By next year, there will be five ships. Passenger total: 14,998.

Magic?

Two of the five ships are the Carnival Magic and the Disney Magic and, yes, you are allowed to ask why two cruise lines would give their ships the same names. Well, kind of like having two Georges, or two Susans, with different surnames, we suppose.

The latest to dance to the Texas swing is Disney’s Magic. The announcement will be made by Disney today, but Jenalia Moreno at the Houston Chronicle was all over it on Monday. The Magic was Disney’s first cruise ship, launched in 1998, so the Magic Kingdom had first dibs on the name…as if that was ever in question. With the arrival of the Dream this year, cruise insiders knew it wouldn’t be long until the Magic had a new home.

It will sail a dozen 7-day cruises from Galveston, starting in September 2012. It may just be a market test, but judging by the influx of ships, the port has already passed that test.

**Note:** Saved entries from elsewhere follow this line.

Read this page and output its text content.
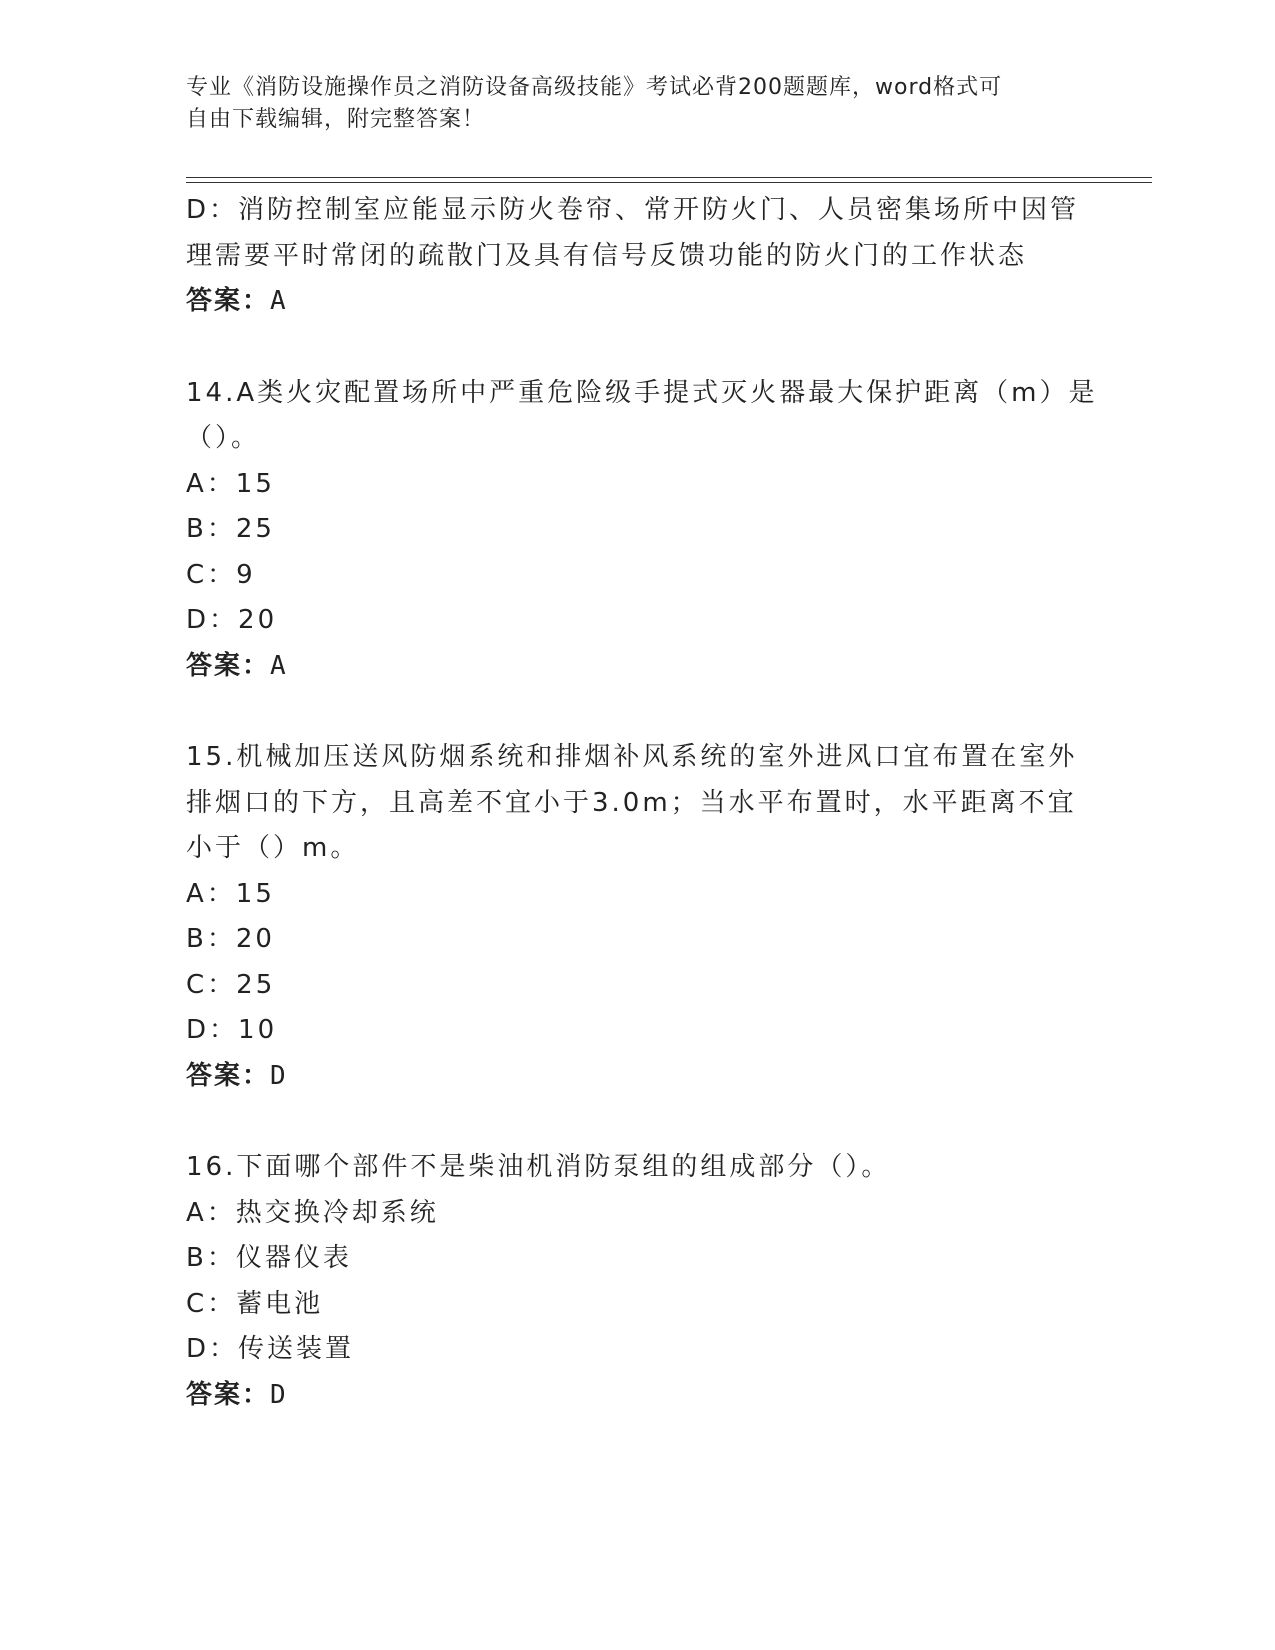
专业《消防设施操作员之消防设备高级技能》考试必背200题题库，word格式可
自由下载编辑，附完整答案！

D：消防控制室应能显示防火卷帘、常开防火门、人员密集场所中因管

理需要平时常闭的疏散门及具有信号反馈功能的防火门的工作状态

答案：A

14.A类火灾配置场所中严重危险级手提式灭火器最大保护距离（m）是

（）。

A：15

B：25

C：9

D：20

答案：A

15.机械加压送风防烟系统和排烟补风系统的室外进风口宜布置在室外

排烟口的下方，且高差不宜小于3.0m；当水平布置时，水平距离不宜

小于（）m。

A：15

B：20

C：25

D：10

答案：D

16.下面哪个部件不是柴油机消防泵组的组成部分（）。

A：热交换冷却系统

B：仪器仪表

C：蓄电池

D：传送装置

答案：D
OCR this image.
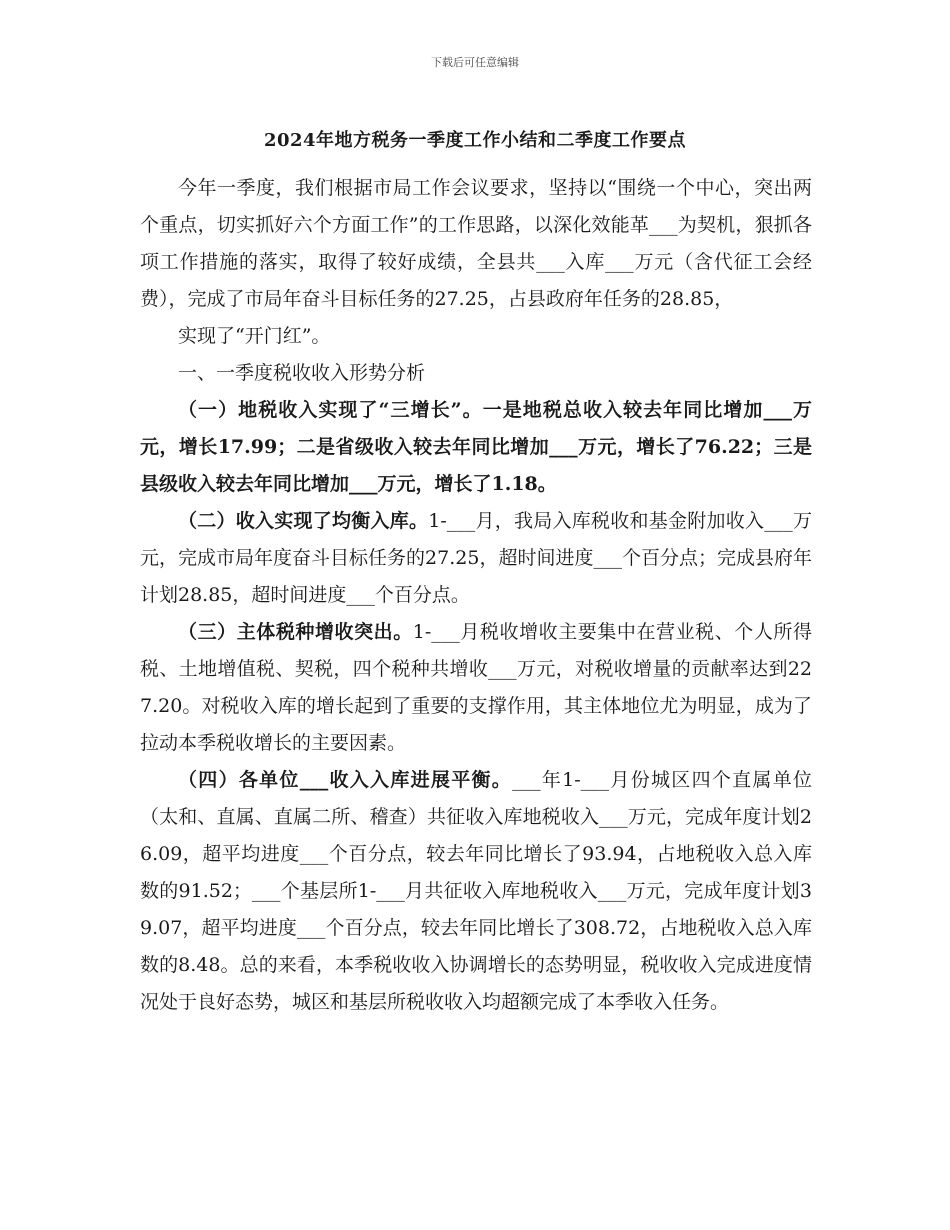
下载后可任意编辑
2024年地方税务一季度工作小结和二季度工作要点

今年一季度，我们根据市局工作会议要求，坚持以“围绕一个中心，突出两个重点，切实抓好六个方面工作”的工作思路，以深化效能革___为契机，狠抓各项工作措施的落实，取得了较好成绩，全县共___入库___万元（含代征工会经费），完成了市局年奋斗目标任务的27.25，占县政府年任务的28.85，

实现了“开门红”。

一、一季度税收收入形势分析

（一）地税收入实现了“三增长”。一是地税总收入较去年同比增加___万元，增长17.99；二是省级收入较去年同比增加___万元，增长了76.22；三是县级收入较去年同比增加___万元，增长了1.18。

（二）收入实现了均衡入库。1-___月，我局入库税收和基金附加收入___万元，完成市局年度奋斗目标任务的27.25，超时间进度___个百分点；完成县府年计划28.85，超时间进度___个百分点。

（三）主体税种增收突出。1-___月税收增收主要集中在营业税、个人所得税、土地增值税、契税，四个税种共增收___万元，对税收增量的贡献率达到227.20。对税收入库的增长起到了重要的支撑作用，其主体地位尤为明显，成为了拉动本季税收增长的主要因素。

（四）各单位___收入入库进展平衡。___年1-___月份城区四个直属单位（太和、直属、直属二所、稽查）共征收入库地税收入___万元，完成年度计划26.09，超平均进度___个百分点，较去年同比增长了93.94，占地税收入总入库数的91.52；___个基层所1-___月共征收入库地税收入___万元，完成年度计划39.07，超平均进度___个百分点，较去年同比增长了308.72，占地税收入总入库数的8.48。总的来看，本季税收收入协调增长的态势明显，税收收入完成进度情况处于良好态势，城区和基层所税收收入均超额完成了本季收入任务。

Carnival will send the Ecstasy and the Conquest, both of which call Galveston home right now, to New Orleans and replace them with the Triumph (October) and the Magic (November). Royal Caribbean will swap the Voyager of the Seas for the Mariner of the Seas, two ships of the same size. And Princess will make its Crown Princess part of the competition for cruising out of Texas.

Nearby, the huge metropolis that is Houston sits with an empty cruise terminal. Built at a cost of $81 million and open since 2008, it has been unable to attract any of the heavy hitters of cruising. The philosophy in its creation was “Build it, they will come.”

They should have added “…to Galveston.”